Show that origin is globally asymptotically stable.
$$\begin{eqnarray} x' &=& −(x + y)^3\\ y' &=& (x − y)^3 \end{eqnarray}$$
I know to prove that $V'(x)$ has to be negative which I can prove. However, I can't seem to figure out how to get $V(x)$. Can anyone put me in right direction to how to calculate $V(x)$ for it.
On
As far as I am aware there are no general steps for finding Lyapunov functions, but for low dimensional systems one can look at the stream plot and try to find a contour line such that all stream lines cross that contour pointing inwards. This contour is defined by setting $V(x,y)$ equal to some constant. Often the Lyapunov function $V(x,y)=x^2+y^2$ can be a good starting guess, which would yield a circle as contour. If this doesn't work one could increase one or more of the powers from two to four, six, ect. which would make the contour more squarish and/or perform a linear coordinate transformation which can rotate and squash the contour. These alteration from the starting guess are usually enough when the time derivatives are polynomials, as is the case in your example.
On
Normally the characterization of a Lyapunov function is mostly an artisanal work.

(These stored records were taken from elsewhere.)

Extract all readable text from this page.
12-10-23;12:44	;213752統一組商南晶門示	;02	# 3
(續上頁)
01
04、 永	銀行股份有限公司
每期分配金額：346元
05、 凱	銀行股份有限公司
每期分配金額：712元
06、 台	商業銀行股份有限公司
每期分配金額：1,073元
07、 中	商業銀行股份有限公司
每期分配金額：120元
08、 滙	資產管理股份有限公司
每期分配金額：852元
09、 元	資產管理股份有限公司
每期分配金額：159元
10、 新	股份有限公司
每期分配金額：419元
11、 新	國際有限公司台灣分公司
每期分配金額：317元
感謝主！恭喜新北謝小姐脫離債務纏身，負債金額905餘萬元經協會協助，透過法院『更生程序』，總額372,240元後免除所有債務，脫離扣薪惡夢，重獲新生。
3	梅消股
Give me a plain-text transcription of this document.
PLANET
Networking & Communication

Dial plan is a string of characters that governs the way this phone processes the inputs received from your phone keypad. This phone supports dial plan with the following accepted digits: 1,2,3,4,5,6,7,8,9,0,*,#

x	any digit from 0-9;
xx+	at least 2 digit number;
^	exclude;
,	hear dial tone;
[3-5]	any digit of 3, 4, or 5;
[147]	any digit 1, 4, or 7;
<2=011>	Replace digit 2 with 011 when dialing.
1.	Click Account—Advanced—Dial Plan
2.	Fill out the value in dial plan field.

After a $\frac{\pi}{4}$ rotation introduced by the coordinates change
$$ u = x + y\\ v = x - y $$
we arrive at the equivalent system
$$ \dot u = v^3-u^3\\ \dot v = -(v^3+u^3) $$
Attached the flow chart for this system in blue, with a potential Lyapunov function showing in red the level curves.
As @Cesareo wrote, after the change of variables $$ u = x + y\\ v = x - y $$ the system has the form $$ \left\{\begin{array}{lll} \dot u &=& v^3-u^3\\ \dot v &=& -(v^3+u^3). \end{array}\right. $$ I can be seen that the Lyapunov function is $V(u,v)=u^4+v^4$: its derivative $$ \dot V= 4u^3\dot u+4v^3\dot v =4u^3(v^3-u^3)-4v^3(v^3+u^3) $$ $$ =-4u^6-4v^6$$ is negative definite.
Hence, $V(x,y)=(x+y)^4+(x-y)^4$.